Indicator<Input = f64, Output = f64>. Standard binding shapes.

Warmup

warmup_period() == period.

Edge cases

  • No losers. Output = Inf.
  • No winners. Output = 0.
  • Vs ProfitFactor. GLR averages typical sizes; PF sums total amounts. Same data, different perspective:
    • High GLR with low PF = few large wins, many small losses
    • Low GLR with high PF = many small wins, few large losses
  • Reset. Clears the rolling window.

Examples

Rust

rust
use wickra::{BatchExt, GainLossRatio, Indicator};

fn main() -> Result<(), Box<dyn std::error::Error>> {
    let returns: Vec<f64> = (0..100)
        .map(|i| (f64::from(i) * 0.2).sin() * 0.01)
        .collect();
    let mut g = GainLossRatio::new(20)?;
    println!("row 50 = {:?}", g.batch(&returns)[50]);
    Ok(())
}

Python

python
import numpy as np
import wickra as ta

returns = np.sin(np.linspace(0, 20, 100)) * 0.01
g = ta.GainLossRatio(20)
print(g.batch(returns)[50])

Node

javascript
const wickra = require('wickra');
const g = new wickra.GainLossRatio(20);
const returns = Array.from({ length: 100 }, (_, i) => Math.sin(i * 0.2) * 0.01);
console.log(g.batch(returns)[50]);

Streaming

rust
use wickra::{GainLossRatio, Indicator};

let mut g = GainLossRatio::new(100).unwrap();
let trade_stream: Vec<f64> = Vec::new(); // your per-trade P&L feed
for trade_pnl in trade_stream {
    if let Some(v) = g.update(trade_pnl) {
        // Typical win/loss size ratio
    }
}

Interpretation

  • GLR > 1.5. Wins are 1.5× larger than losses on average — a positive-expectancy strategy if hit rate is at least 40%.
  • Pair with win rate. Expectancy = win_rate · GLR - (1 - win_rate). A 50% win rate with GLR 2.0 gives expectancy 0.5·2 - 0.5 = 0.5 (positive).
  • Trend-following profile.
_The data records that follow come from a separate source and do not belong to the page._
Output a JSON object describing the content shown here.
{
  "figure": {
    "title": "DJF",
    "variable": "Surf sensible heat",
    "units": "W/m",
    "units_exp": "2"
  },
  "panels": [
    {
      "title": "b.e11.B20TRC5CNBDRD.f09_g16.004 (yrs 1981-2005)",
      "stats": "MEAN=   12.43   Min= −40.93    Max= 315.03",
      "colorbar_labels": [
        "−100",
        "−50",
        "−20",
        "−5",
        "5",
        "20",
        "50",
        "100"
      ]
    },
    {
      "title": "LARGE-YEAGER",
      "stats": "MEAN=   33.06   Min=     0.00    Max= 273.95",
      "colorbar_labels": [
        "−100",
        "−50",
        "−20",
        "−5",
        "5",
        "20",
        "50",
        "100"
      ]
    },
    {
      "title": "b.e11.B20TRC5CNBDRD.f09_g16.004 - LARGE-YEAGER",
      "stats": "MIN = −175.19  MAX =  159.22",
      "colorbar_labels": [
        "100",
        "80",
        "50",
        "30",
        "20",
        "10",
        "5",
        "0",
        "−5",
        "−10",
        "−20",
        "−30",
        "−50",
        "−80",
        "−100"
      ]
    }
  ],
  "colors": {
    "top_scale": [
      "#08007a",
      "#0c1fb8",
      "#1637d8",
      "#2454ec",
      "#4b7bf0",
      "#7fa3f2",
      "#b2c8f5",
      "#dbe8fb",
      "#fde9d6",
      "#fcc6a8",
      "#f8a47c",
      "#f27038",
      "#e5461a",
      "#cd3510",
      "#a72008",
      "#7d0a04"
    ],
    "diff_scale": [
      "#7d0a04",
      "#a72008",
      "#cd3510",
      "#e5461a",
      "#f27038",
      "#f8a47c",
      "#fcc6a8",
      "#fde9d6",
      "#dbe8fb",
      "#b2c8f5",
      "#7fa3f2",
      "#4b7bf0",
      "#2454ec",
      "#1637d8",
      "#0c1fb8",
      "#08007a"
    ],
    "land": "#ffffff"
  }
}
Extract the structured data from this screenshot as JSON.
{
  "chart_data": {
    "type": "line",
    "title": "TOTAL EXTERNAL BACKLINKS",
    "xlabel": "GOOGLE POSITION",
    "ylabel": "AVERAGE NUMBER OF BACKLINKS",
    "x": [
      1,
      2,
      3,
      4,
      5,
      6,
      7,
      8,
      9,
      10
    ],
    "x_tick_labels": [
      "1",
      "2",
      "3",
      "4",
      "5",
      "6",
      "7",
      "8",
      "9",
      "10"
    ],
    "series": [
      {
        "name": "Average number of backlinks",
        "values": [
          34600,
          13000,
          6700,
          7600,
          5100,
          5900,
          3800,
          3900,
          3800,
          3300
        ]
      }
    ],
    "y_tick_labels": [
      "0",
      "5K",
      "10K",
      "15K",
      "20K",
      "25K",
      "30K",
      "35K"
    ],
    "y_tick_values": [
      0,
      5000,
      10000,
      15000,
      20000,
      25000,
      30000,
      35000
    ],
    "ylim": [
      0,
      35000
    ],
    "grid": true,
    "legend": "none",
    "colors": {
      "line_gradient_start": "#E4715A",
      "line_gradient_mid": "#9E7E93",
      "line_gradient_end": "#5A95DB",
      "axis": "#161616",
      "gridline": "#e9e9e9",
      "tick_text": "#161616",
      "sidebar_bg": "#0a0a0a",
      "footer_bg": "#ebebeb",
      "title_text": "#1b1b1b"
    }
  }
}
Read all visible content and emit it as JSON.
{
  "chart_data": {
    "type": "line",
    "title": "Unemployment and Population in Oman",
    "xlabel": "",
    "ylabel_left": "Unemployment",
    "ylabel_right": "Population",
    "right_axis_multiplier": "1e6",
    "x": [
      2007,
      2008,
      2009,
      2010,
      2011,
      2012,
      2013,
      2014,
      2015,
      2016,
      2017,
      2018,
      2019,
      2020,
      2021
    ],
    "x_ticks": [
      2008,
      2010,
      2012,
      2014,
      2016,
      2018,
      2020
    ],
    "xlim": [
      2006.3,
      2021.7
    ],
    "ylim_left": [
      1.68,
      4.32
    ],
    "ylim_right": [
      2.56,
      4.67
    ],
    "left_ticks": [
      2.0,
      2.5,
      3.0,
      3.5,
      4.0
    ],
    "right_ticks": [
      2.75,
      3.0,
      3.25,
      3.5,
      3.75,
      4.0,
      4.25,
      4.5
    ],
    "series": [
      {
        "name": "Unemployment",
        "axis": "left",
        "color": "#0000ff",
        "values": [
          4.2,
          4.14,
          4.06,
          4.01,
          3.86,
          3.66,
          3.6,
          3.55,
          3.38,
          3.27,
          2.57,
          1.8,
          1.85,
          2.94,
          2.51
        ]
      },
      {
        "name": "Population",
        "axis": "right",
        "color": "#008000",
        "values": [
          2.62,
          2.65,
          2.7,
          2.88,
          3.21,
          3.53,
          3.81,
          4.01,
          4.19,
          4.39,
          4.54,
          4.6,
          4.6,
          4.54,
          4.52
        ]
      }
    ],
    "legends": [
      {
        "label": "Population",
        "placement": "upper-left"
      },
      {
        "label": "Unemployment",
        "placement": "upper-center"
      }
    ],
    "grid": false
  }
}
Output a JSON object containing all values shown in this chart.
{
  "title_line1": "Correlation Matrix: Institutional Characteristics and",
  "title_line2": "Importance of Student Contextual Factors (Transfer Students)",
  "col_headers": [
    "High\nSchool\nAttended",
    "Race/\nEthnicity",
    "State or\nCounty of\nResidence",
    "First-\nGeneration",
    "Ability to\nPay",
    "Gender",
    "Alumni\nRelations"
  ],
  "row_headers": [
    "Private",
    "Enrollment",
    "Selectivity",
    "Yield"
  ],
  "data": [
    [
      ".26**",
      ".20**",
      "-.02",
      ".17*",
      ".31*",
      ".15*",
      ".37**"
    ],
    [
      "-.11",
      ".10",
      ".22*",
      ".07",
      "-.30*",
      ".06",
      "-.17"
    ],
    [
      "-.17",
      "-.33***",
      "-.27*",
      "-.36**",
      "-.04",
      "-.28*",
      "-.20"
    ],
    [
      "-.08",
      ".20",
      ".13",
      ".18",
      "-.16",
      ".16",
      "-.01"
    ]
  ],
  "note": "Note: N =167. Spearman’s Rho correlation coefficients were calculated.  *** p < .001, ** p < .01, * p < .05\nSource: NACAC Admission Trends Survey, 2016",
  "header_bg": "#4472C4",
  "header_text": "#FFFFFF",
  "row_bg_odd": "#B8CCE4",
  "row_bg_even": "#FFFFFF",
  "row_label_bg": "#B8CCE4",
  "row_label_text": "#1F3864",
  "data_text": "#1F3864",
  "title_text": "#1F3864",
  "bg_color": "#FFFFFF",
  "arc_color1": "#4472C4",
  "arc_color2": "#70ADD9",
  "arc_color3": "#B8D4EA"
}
Trend strategies typically have GLR > 2 with hit rates 30-40% (many small losses, a few large wins).
  • Mean-reversion profile. MR strategies typically have GLR < 1 with hit rates 60-70% (many small wins, occasional large losses).

Common pitfalls

  • GLR alone is incomplete. Pair with hit rate / win-rate for full picture.
  • Infinity handling. Same as ProfitFactor — cap display or skip when Inf.

References

  • Standard performance-analytics measure; documented in any modern backtesting text (Pardo 2008, Lopez de Prado 2018).